Obstructive Sleep Apnea in Children
(See also Obstructive Sleep Apnea.)
The prevalence of obstructive sleep apnea in children is about 2%. The condition is underdiagnosed and can lead to serious sequelae.
Risk factors for obstructive sleep apnea in children include the following:
Enlarged tonsils or adenoids
Obesity (now the most common cause)
Craniofacial abnormalities (eg, micrognathia, retrognathia, midfacial hypoplasia, excessively angled skull base)
Certain drugs (eg, sedatives, opioids)
Possibly genetic factors (eg, congenital central hypoventilation disorders that can include obstructive and central apneas and possibly Prader-Willi syndrome and others)
In most affected children, parents note snoring; however, snoring may not be reported even when obstructive sleep apnea is severe. Other sleep symptoms may include restless sleep, sweating at night, and observed apnea. Children may have nocturnal enuresis. Daytime signs and symptoms may include nasal obstruction, mouth breathing, morning headache, and problems concentrating. Excessive daytime sleepiness is less common than among adults with OSA.
Complications of OSA may include problems with learning and behavior, cor pulmonale, pulmonary hypertension, and growth disturbance.
Examination may reveal no abnormalities or may show anatomic facial, nasal, or oral abnormalities contributing to obstruction, increase in the pulmonic component of the 2nd heart sound, or growth disturbance.
Obstructive sleep apnea is considered in children with snoring or risk factors.

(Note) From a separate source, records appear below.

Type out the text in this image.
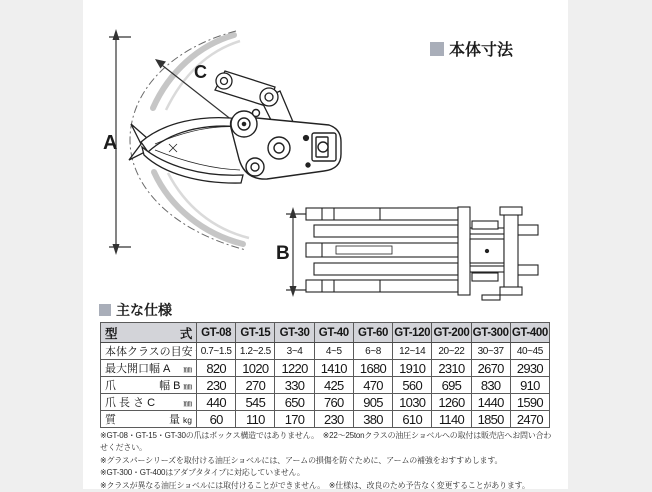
A
C
B
本体寸法
主な仕様
型 式	GT-08	GT-15	GT-30	GT-40	GT-60	GT-120	GT-200	GT-300	GT-400

本体クラスの目安	0.7~1.5	1.2~2.5	3~4	4~5	6~8	12~14	20~22	30~37	40~45

最大開口幅 A ㎜	820	1020	1220	1410	1680	1910	2310	2670	2930

爪 幅 B ㎜	230	270	330	425	470	560	695	830	910

爪 長 さ C ㎜	440	545	650	760	905	1030	1260	1440	1590

質 量 kg	60	110	170	230	380	610	1140	1850	2470
※GT-08・GT-15・GT-30の爪はボックス構造ではありません。　※22～25tonクラスの油圧ショベルへの取付は販売店へお問い合わせください。
※グラスパーシリーズを取付ける油圧ショベルには、アームの損傷を防ぐために、アームの補強をおすすめします。
※GT-300・GT-400はアダプタタイプに対応していません。
※クラスが異なる油圧ショベルには取付けることができません。　※仕様は、改良のため予告なく変更することがあります。
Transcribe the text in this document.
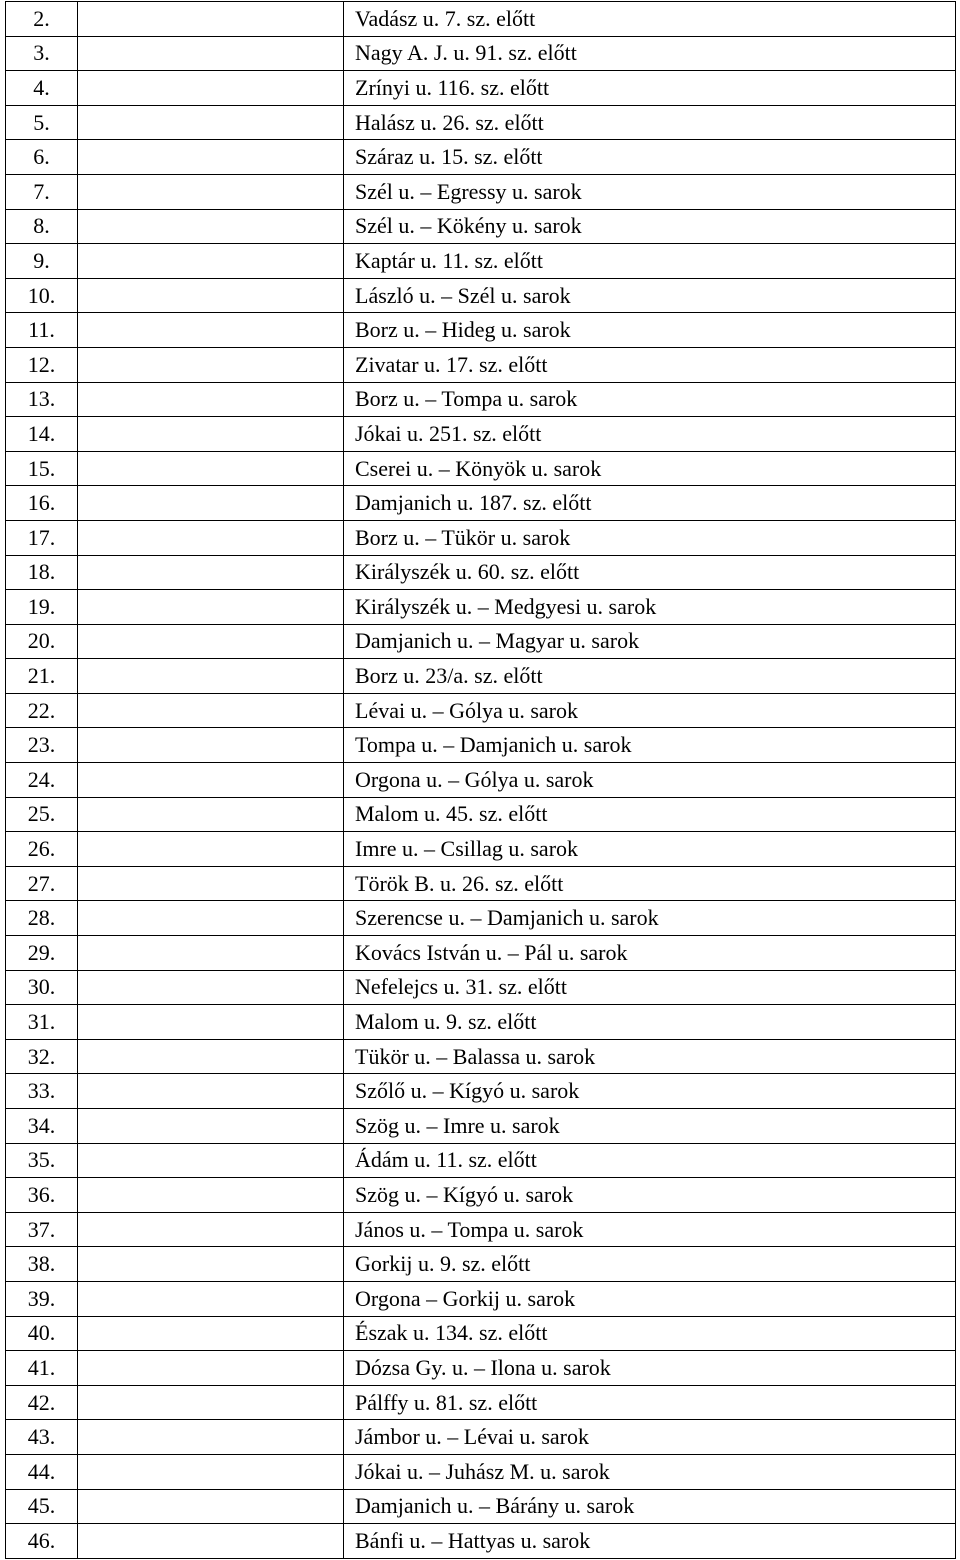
2.		Vadász u. 7. sz. előtt
3.		Nagy A. J. u. 91. sz. előtt
4.		Zrínyi u. 116. sz. előtt
5.		Halász u. 26. sz. előtt
6.		Száraz u. 15. sz. előtt
7.		Szél u. – Egressy u. sarok
8.		Szél u. – Kökény u. sarok
9.		Kaptár u. 11. sz. előtt
10.		László u. – Szél u. sarok
11.		Borz u. – Hideg u. sarok
12.		Zivatar u. 17. sz. előtt
13.		Borz u. – Tompa u. sarok
14.		Jókai u. 251. sz. előtt
15.		Cserei u. – Könyök u. sarok
16.		Damjanich u. 187. sz. előtt
17.		Borz u. – Tükör u. sarok
18.		Királyszék u. 60. sz. előtt
19.		Királyszék u. – Medgyesi u. sarok
20.		Damjanich u. – Magyar u. sarok
21.		Borz u. 23/a. sz. előtt
22.		Lévai u. – Gólya u. sarok
23.		Tompa u. – Damjanich u. sarok
24.		Orgona u. – Gólya u. sarok
25.		Malom u. 45. sz. előtt
26.		Imre u. – Csillag u. sarok
27.		Török B. u. 26. sz. előtt
28.		Szerencse u. – Damjanich u. sarok
29.		Kovács István u. – Pál u. sarok
30.		Nefelejcs u. 31. sz. előtt
31.		Malom u. 9. sz. előtt
32.		Tükör u. – Balassa u. sarok
33.		Szőlő u. – Kígyó u. sarok
34.		Szög u. – Imre u. sarok
35.		Ádám u. 11. sz. előtt
36.		Szög u. – Kígyó u. sarok
37.		János u. – Tompa u. sarok
38.		Gorkij u. 9. sz. előtt
39.		Orgona – Gorkij u. sarok
40.		Észak u. 134. sz. előtt
41.		Dózsa Gy. u. – Ilona u. sarok
42.		Pálffy u. 81. sz. előtt
43.		Jámbor u. – Lévai u. sarok
44.		Jókai u. – Juhász M. u. sarok
45.		Damjanich u. – Bárány u. sarok
46.		Bánfi u. – Hattyas u. sarok
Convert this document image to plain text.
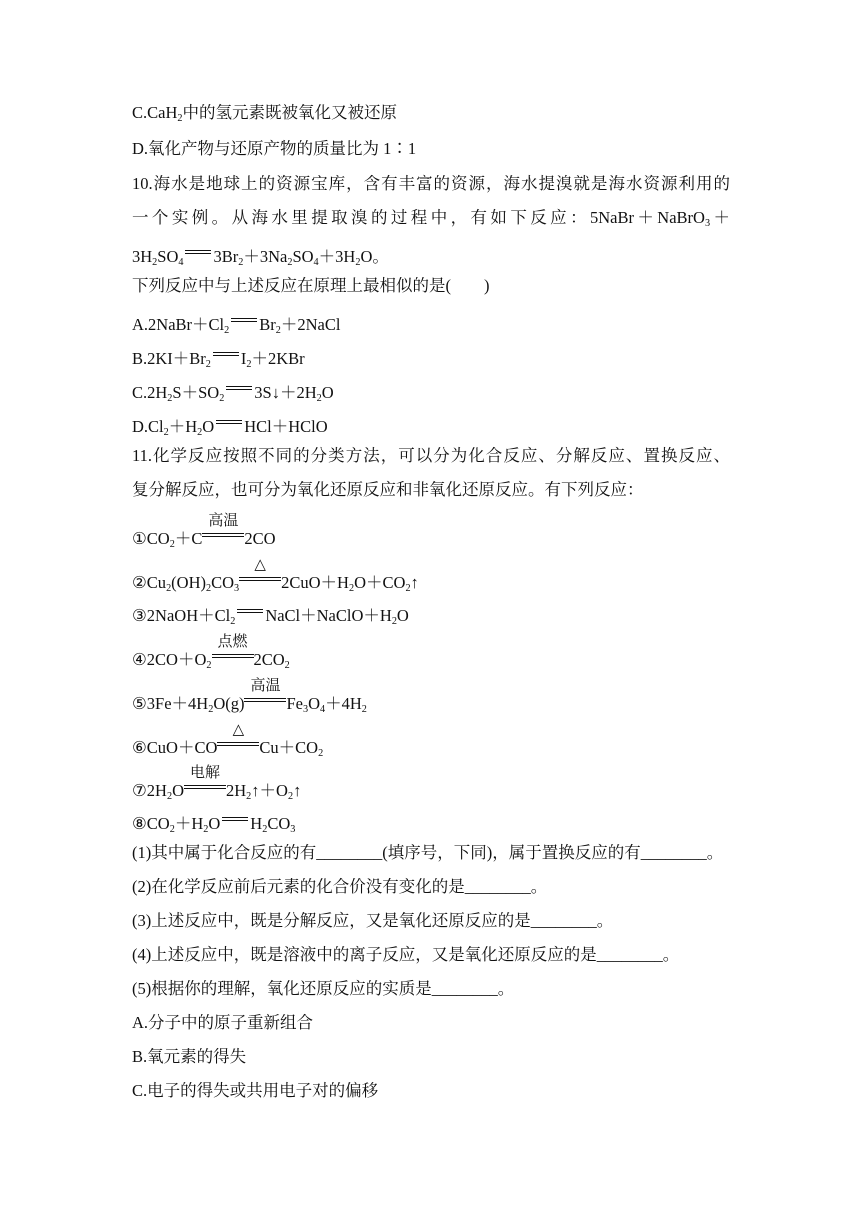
C.CaH$_2$中的氢元素既被氧化又被还原
D.氧化产物与还原产物的质量比为 1∶1
10.海水是地球上的资源宝库，含有丰富的资源，海水提溴就是海水资源利用的
一个实例。从海水里提取溴的过程中，有如下反应：5NaBr＋NaBrO$_3$＋
$3H_2SO_4$ $3Br_2+3Na_2SO_4+3H_2O$。
下列反应中与上述反应在原理上最相似的是(　　)
$A.2NaBr+Cl_2$ $Br_2+2NaCl$
$B.2KI+Br_2$ $I_2+2KBr$
$C.2H_2S+SO_2$ $3S↓+2H_2O$
$D.Cl_2+H_2O$ HCl＋HClO
11.化学反应按照不同的分类方法，可以分为化合反应、分解反应、置换反应、
复分解反应，也可分为氧化还原反应和非氧化还原反应。有下列反应：
$①CO_2+C$
高温
2CO
$②Cu_2(OH)_2CO_3$
△
$2CuO+H_2O+CO_2↑$
$③2NaOH+Cl_2$ $NaCl+NaClO+H_2O$
$④2CO+O_2$
点燃
$2CO_2$
$⑤3Fe+4H_2O(g)$
高温
$Fe_3O_4+4H_2$
⑥CuO＋CO
△
$Cu+CO_2$
$⑦2H_2O$
电解
$2H_2↑+O_2↑$
$⑧CO_2+H_2O$ $H_2CO_3$
(1)其中属于化合反应的有________(填序号，下同)，属于置换反应的有________。
(2)在化学反应前后元素的化合价没有变化的是________。
(3)上述反应中，既是分解反应，又是氧化还原反应的是________。
(4)上述反应中，既是溶液中的离子反应，又是氧化还原反应的是________。
(5)根据你的理解，氧化还原反应的实质是________。
A.分子中的原子重新组合
B.氧元素的得失
C.电子的得失或共用电子对的偏移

If symptoms of OSA are present, diagnostic testing is done in a sleep laboratory using overnight polysomnography that includes oximetry and end-tidal carbon dioxide monitoring. Home polysomnography is under evaluation.
Polysomnography can help confirm the diagnosis of obstructive sleep apnea, but diagnosis also requires that the child not have a cardiac or pulmonary disorder that could explain the polysomnographic abnormalities. Analysis of sleep stage and the effects of position during polysomnography can help indicate the contribution of upper airway obstruction. Thus, results of polysomnography can help determine initial treatment (eg, continuous positive airway pressure [CPAP] with autotitration or oral or surgical appliances).
Patients with OSA are evaluated with other tests based on clinical judgement. Other testing may include ECG, chest x-ray, arterial blood gas measurement, and imaging of the upper airway.
Adenotonsillectomy is usually effective in children with obstructive sleep apnea who are otherwise healthy and have enlarged tonsils and/or adenoids. Adenoidectomy alone is often ineffective. The risk of perioperative airway obstruction is higher among children with OSA than among children without OSA who undergo adenotonsillectomy; thus, close monitoring is important.
For children who are not otherwise healthy, who have complex anatomic abnormalities or genetic conditions altering respiratory control, or who have cardiopulmonary complications, a physician experienced in management of OSA in children should be consulted. Adenotonsillectomy may be effective or may provide some relief. Depending on the anatomic abnormality causing OSA, an alternate surgical procedure may be indicated (eg, uvulopalatopharyngoplasty, tongue or midface surgeries).
Continuous positive airway pressure (CPAP) can be used for children who are not candidates for corrective surgery or who continue to have OSA after adenotonsillectomy.
Weight loss can decrease OSA severity in obese children and has other health benefits but is rarely sufficient treatment for OSA as monotherapy.
Nocturnal oxygen supplementation may help prevent hypoxemia until definitive treatment can be accomplished.
Corticosteroids and antibiotics are not usually indicated.
Risk factors for childhood obstructive sleep apnea (OSA) include obesity, enlarged tonsils or adenoids, anatomic (including craniofacial) abnormalities, genetic abnormalities, drugs, and disorders causing hypertonia or hypotonia.
Problems with learning and behavior are potentially serious complications.
Diagnose childhood OSA based on caregiver-confirmed symptoms and the results of polysomnography.
Correct anatomic causes of obstruction (eg, by adenotonsillectomy or correction of micrognathia).
Consider continuous positive airway pressure and/or weight loss if surgery is not indicated or not completely effective.